Anna Karenina, mujer enérgica y honrada, queda prendada del caballero y militar Vronsky hasta romper con las costuras de su propia condición de mujer casada, en una sociedad aristocrática rusa decadente, falta de valores y preñada de hipocresía. La protagonista es capaz de trascender su propia historia, las costumbres sociales, un marido de alta alcurnia e, incluso, en el más doloroso de los casos, a su propia hijo. Todo por ese enamoramietno.

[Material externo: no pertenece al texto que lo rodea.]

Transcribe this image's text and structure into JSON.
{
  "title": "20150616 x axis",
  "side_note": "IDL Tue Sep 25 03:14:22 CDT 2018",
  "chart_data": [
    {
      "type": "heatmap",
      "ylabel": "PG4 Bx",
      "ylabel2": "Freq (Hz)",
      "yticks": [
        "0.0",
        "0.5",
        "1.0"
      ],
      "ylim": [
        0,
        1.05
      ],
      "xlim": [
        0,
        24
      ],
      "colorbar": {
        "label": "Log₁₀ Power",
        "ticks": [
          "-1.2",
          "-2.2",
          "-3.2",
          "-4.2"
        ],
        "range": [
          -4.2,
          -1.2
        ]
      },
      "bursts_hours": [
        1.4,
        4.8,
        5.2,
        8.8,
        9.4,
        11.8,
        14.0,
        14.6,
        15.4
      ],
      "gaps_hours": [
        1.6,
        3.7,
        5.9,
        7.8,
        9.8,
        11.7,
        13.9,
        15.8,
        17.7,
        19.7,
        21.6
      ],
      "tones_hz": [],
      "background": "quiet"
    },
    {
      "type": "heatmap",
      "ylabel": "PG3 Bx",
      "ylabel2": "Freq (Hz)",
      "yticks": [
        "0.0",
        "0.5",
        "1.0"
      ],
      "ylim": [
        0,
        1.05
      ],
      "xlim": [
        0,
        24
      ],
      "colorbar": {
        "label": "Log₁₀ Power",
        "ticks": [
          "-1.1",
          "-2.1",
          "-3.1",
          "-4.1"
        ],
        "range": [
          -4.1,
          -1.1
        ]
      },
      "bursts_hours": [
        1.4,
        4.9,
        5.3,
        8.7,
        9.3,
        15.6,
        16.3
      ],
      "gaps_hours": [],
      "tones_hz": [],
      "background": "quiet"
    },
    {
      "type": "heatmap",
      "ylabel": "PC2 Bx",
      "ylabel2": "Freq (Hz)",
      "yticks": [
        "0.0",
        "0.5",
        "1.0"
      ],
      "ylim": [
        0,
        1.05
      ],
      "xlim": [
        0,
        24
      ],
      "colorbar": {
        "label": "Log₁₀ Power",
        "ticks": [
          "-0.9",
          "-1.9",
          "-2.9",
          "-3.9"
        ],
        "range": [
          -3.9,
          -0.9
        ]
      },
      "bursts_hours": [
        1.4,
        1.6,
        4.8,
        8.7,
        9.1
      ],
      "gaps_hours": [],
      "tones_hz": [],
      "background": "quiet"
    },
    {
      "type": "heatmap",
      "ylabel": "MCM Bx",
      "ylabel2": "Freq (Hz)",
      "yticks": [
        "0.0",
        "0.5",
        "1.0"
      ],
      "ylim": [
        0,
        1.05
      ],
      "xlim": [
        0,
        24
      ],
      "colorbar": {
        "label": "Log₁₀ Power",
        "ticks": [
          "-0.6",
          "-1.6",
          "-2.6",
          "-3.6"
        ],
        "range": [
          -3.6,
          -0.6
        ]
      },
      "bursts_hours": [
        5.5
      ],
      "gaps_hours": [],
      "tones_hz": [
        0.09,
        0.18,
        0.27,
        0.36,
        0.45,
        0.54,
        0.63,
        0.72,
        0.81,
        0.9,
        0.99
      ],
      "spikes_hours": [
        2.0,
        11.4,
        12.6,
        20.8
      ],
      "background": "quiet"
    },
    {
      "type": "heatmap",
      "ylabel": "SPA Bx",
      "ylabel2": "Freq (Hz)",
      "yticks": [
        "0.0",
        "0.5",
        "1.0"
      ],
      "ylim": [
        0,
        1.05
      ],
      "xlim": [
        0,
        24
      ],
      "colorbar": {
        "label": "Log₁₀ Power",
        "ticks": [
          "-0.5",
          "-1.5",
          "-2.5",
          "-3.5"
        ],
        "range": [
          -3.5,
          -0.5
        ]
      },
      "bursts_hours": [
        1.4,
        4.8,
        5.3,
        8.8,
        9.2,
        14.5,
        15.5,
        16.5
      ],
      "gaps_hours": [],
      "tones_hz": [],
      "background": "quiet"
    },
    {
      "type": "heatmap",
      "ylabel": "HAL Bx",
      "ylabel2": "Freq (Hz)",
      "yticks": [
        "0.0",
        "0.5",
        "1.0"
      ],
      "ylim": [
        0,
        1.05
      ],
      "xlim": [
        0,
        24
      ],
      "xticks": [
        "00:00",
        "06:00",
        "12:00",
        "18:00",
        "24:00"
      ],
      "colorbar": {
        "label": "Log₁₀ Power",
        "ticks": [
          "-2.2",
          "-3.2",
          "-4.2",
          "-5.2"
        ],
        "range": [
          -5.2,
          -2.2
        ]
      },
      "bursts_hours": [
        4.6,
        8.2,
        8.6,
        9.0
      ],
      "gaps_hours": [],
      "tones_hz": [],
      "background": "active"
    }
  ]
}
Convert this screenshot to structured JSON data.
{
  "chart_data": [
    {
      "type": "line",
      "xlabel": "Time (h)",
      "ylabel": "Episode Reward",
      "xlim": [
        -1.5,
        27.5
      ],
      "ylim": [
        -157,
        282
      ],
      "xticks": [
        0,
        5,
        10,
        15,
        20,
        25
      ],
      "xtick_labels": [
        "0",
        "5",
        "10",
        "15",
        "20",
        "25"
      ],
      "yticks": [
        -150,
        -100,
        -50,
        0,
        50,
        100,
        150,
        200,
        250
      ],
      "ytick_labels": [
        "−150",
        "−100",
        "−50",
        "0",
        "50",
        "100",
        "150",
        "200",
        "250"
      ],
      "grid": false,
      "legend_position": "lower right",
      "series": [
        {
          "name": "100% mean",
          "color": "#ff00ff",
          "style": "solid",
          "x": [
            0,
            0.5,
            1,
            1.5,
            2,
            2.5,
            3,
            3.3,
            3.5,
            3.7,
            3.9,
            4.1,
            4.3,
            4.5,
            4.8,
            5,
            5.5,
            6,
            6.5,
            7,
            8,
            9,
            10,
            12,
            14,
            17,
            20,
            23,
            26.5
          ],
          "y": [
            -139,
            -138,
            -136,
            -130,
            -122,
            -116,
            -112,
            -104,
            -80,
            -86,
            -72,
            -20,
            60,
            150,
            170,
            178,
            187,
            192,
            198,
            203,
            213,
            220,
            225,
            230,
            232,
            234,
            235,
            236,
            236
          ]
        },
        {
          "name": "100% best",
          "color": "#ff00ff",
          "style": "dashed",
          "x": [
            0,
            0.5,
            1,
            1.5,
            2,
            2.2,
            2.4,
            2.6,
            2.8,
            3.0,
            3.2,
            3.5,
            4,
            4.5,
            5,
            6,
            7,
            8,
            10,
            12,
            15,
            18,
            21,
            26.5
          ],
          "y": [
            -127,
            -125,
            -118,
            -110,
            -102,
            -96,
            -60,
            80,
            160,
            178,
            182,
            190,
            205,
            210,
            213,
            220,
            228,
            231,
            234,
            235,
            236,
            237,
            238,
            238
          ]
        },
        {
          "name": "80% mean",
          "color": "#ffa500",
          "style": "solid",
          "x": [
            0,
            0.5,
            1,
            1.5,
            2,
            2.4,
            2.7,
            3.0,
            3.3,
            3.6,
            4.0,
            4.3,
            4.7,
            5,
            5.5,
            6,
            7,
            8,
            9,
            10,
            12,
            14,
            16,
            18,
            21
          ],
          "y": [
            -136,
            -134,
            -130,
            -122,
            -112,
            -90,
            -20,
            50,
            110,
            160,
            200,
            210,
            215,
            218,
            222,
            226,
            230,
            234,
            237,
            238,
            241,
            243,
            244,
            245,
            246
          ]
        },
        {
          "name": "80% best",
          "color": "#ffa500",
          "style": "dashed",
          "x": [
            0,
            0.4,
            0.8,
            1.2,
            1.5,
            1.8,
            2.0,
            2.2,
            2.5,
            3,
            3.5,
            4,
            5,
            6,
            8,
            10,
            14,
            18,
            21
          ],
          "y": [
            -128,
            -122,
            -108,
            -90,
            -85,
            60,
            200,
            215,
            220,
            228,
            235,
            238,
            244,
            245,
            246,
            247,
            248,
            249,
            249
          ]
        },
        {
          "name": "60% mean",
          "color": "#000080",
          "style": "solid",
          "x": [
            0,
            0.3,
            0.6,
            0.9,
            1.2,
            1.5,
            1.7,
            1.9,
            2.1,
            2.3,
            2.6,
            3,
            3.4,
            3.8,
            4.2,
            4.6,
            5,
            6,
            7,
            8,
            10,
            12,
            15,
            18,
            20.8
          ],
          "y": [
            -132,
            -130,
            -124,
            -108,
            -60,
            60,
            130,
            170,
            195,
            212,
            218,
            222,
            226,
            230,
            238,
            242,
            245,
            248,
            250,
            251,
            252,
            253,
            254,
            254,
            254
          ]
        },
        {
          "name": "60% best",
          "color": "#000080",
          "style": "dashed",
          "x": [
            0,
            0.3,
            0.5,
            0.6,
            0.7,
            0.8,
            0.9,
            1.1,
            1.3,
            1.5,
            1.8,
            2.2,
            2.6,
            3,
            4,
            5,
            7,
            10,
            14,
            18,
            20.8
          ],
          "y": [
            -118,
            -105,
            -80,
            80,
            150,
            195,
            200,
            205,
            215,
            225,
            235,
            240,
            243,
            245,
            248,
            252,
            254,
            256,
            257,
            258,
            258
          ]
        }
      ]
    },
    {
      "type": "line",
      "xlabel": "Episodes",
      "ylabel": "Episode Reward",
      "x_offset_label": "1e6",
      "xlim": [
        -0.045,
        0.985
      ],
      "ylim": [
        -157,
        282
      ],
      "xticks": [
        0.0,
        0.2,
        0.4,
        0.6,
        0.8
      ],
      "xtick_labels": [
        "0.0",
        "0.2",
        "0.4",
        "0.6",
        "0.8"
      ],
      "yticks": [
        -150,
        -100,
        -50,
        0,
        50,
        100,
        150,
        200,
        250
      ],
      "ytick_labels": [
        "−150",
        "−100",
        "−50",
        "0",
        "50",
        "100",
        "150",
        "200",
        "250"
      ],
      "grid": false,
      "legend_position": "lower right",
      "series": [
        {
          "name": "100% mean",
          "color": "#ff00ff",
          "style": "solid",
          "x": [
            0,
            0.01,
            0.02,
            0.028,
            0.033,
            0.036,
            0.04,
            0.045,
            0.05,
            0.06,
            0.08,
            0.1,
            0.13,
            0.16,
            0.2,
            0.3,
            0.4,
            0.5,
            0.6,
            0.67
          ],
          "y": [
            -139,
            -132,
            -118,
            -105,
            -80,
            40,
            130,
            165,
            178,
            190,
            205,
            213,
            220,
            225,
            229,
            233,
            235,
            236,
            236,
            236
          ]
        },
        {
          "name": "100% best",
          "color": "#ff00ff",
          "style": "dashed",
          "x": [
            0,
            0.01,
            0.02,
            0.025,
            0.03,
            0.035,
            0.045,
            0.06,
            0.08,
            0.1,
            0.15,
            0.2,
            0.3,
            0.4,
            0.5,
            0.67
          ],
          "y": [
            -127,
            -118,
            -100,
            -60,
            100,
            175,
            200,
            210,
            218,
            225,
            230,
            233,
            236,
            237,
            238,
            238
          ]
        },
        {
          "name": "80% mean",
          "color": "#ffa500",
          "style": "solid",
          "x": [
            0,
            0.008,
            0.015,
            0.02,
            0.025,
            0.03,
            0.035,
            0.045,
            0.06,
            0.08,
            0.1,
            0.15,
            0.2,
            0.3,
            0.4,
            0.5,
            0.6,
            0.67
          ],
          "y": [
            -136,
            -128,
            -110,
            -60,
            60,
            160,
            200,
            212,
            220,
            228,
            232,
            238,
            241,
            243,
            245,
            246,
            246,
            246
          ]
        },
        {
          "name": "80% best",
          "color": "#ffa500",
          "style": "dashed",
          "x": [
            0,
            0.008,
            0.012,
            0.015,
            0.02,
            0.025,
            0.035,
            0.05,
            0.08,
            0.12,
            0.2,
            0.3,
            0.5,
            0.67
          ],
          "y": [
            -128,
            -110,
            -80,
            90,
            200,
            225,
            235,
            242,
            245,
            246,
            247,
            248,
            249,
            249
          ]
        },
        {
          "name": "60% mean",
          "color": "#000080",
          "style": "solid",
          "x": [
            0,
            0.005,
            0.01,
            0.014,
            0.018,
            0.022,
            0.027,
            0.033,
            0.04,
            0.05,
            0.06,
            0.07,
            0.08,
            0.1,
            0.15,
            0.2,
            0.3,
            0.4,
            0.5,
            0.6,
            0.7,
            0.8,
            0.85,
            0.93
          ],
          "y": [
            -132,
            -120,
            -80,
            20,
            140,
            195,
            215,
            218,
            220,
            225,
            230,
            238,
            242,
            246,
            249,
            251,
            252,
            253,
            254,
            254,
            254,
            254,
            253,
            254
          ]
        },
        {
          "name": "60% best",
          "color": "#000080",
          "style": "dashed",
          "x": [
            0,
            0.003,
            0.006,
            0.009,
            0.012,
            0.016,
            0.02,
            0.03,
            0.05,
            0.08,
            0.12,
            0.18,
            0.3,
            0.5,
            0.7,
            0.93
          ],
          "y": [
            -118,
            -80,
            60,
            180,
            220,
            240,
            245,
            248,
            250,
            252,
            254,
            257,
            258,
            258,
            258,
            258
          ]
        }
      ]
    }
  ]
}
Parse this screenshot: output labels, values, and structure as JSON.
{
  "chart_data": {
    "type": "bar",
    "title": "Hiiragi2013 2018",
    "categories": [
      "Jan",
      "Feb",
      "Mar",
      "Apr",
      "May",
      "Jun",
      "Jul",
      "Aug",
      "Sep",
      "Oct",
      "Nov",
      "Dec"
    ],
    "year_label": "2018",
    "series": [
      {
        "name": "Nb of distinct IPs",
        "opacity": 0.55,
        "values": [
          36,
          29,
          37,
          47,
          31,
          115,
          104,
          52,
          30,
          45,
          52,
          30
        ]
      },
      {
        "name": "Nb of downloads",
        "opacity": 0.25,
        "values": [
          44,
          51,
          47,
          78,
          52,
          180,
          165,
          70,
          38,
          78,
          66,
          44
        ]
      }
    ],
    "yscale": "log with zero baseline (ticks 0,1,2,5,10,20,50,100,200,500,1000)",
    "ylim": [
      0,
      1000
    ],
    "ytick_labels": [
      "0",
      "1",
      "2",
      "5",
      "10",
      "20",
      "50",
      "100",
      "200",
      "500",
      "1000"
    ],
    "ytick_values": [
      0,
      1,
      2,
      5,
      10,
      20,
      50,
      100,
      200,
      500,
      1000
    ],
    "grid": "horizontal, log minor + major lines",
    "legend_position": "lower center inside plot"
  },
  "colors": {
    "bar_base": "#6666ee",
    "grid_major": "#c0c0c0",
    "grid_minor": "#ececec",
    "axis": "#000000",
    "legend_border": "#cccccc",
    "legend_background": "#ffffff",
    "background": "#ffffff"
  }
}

No obtante, su incondicional entrega se corresponde a medias con la de su amado. Aunque al principio Vronsky se desboca por lograr su apreciado trofeo, luego caerá en lo que Schopenhauer advirtió: el aburrimiento. Allí donde ella empuja, él solo frena. Allí donde nació la pasión, ahora pervive la frustración. Se hizo realidad la visión de que en-amo-miento, es decir, que los estados afectivos alterados filtran una manera de ver el mundo errónea. Fiarse solo de los sentidos conlleva después el doloroso ejercicio de abrir los ojos y no reconocerse. ¿Cómo pudo ocurrir? ¿Cómo se puede estar tan ciego?
No sería justo culpar a la desairada Karenina, puesto que puso toda la carne en el asador. Se entregó. Se rindió a la pasión y quiso creer que su altivo caballero la seguiría al fin del mundo. El delito de Anna, su único y gran error, fue su inmediatez, dejarse llevar por sus sentimientos sin tener en cuenta los de los demás. Con algo más de paciencia, con algo más de cordura y con los ojos bien abiertos se hubiera dado cuenta de la inconsistencia de su amado. Pero eso es lo que ocurre cuando solo hay pasión: mucha intimidad y muchas hormonas, sin tiempo de que crezca una verdadera raíz fruto del vínculo.
Anna Karenina se condenó por su empeño en querer a quien no la podía querer. Ese es su síndrome, el que sufren los que aman ciegamente, es decir, sin darse la oportunidad de encontrarse con el otro. Aman una idea y aman sus propias sensaciones. Pero no se dan cuenta de quién tienen delante, porque solo pueden ver su propio reflejo, como Narciso. Embriagados por la euforia confunden el amor a sí mismos con el amar.